Members from 17 opposition parties in the Rajya Sabha wrote to chairman M. Venkaiah Naidu that the bills were rushed through. “Public consultation is a long-established practice where parliamentary committees scrutinise bills, deliberate, engage and work towards improving the content and quality of the legislation,” wrote the MPs. Often called mini-parliaments, the committees are constituted to ensure the accountability of the executive to the legislature. First set up in 1993, they facilitate detailed discussions away from public glare, allowing MPs to air their views unhindered by party affiliations.

The National Medical Commission Bill cleared by the Lok Sabha on July 29, for instance, was sent to the standing committee on health last year. The committee heard Union health ministry officials, representatives of all states, bodies like the Indian Medical Association and the Medical Council of India, doctors’ unions, medical colleges, representatives of alternative medicines and scores of experts to study the bill in detail. It made 56 recommendations of which the government included 49 in the 2019 bill. Similarly, the Labour Reform Bill incorporated 17 of 24 recommendations made by the standing committee.

The same scrutiny was not extended to the triple talaq bill and the bills to amend the RTI Act and the UAPA, inviting vocal protests from the opposition. BJP general secretary and Rajya Sabha MP Bhupendra Yadav countered the opposition charges saying that from 2009 to 2014, the Manmohan Singh government had sent only five bills to the committees, while Modi, during his first term, referred 17 bills. “The opposition should understand that while feedback is necessary, there should not be unnecessary obstacles. This is against healthy democracy,” said Yadav.

The opposition used to leverage its strength in the Rajya Sabha by stalling controversial bills or sending them to parliamentary panels. But with the Modi government enjoying near total dominance in the Lok Sabha, the opposition seems to have lost its will to fight. It could manage only 84 votes in the upper house to back a proposal to send the bill on triple talaq to the standing committee, while the government lined up 100 votes against the suggestion. Several MPs from opposition parties such as the Nationalist Congress Party, the Dravida Munnetra Kazhagam, the Samajwadi Party and the Bahujan Samaj Party either walked out or were not present in the house during the voting.
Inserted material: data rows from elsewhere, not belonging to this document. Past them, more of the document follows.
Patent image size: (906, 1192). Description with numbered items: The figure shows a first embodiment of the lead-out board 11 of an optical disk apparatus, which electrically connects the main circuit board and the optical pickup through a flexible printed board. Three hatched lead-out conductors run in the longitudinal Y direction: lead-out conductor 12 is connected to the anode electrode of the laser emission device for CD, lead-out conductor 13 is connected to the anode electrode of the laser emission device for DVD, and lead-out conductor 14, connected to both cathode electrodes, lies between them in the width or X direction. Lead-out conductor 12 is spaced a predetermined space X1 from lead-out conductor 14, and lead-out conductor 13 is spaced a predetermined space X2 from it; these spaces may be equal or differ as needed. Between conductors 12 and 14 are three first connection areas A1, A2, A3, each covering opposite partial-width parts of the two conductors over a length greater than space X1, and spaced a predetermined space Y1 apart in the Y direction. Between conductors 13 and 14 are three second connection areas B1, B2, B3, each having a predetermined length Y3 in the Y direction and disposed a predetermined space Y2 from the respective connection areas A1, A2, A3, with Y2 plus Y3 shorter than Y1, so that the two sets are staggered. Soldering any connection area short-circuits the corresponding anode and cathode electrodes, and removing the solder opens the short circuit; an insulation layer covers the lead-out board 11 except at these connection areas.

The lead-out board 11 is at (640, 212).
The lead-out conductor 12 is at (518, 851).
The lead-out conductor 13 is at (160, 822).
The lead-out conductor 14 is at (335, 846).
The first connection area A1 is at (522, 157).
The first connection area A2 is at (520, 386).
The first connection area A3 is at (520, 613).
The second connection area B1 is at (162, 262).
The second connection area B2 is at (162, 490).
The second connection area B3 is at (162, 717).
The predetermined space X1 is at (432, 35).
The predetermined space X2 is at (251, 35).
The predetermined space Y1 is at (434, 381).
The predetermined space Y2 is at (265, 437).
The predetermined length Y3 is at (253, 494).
The government finally managed to get the bill passed with 99 votes in favour and 84 against it. Six MPs from the SP, four each from the Congress and the BSP and two each from the NCP, the Peoples Democratic Party and the Telugu Desam Party stayed away, handing the Modi government an easy victory.

“The floor management of the BJP-NDA in the Rajya Sabha is quite something. So much for the treasury side not having the numbers in the upper house....,” tweeted former Jammu and Kashmir chief minister Omar Abdullah following the government’s victory. But Trinamool leader Derek O’Brien suggested that something sinister was afoot. “Not floor management. It’s the invisible and most dependable allies of the BJP: CBI and ED,” wrote O’Brien, in his reply to Omar.

The new speaker has played a key role in enhancing the government’s legislative agenda. A strict disciplinarian, Birla has ensured that the Lok Sabha has not lost a single day because of adjournments. Even when sitting MP Ram Chandra Paswan expired, Birla adjourned the house for only half a day. Opposition MPs, too, seem happy with Birla as he gives them reasonable time to speak. This has brought down the number and frequency of protests, allowing the speaker to run the house in a more productive manner.

Faced with the BJP’s onslaught, the opposition unity in the Rajya Sabha is under grave threat. The ruling party recently got two MPs—former prime minister Chandra Shekhar’s son, Neeraj Shekhar, who was with the SP, and Sanjay Singh of the Congress—to resign and switch sides. “That is the reason I have been asking for the appointment of a new Congress president at the earliest,” said Tharoor. “This will stem the decline in the organisation and strengthen the opposition.”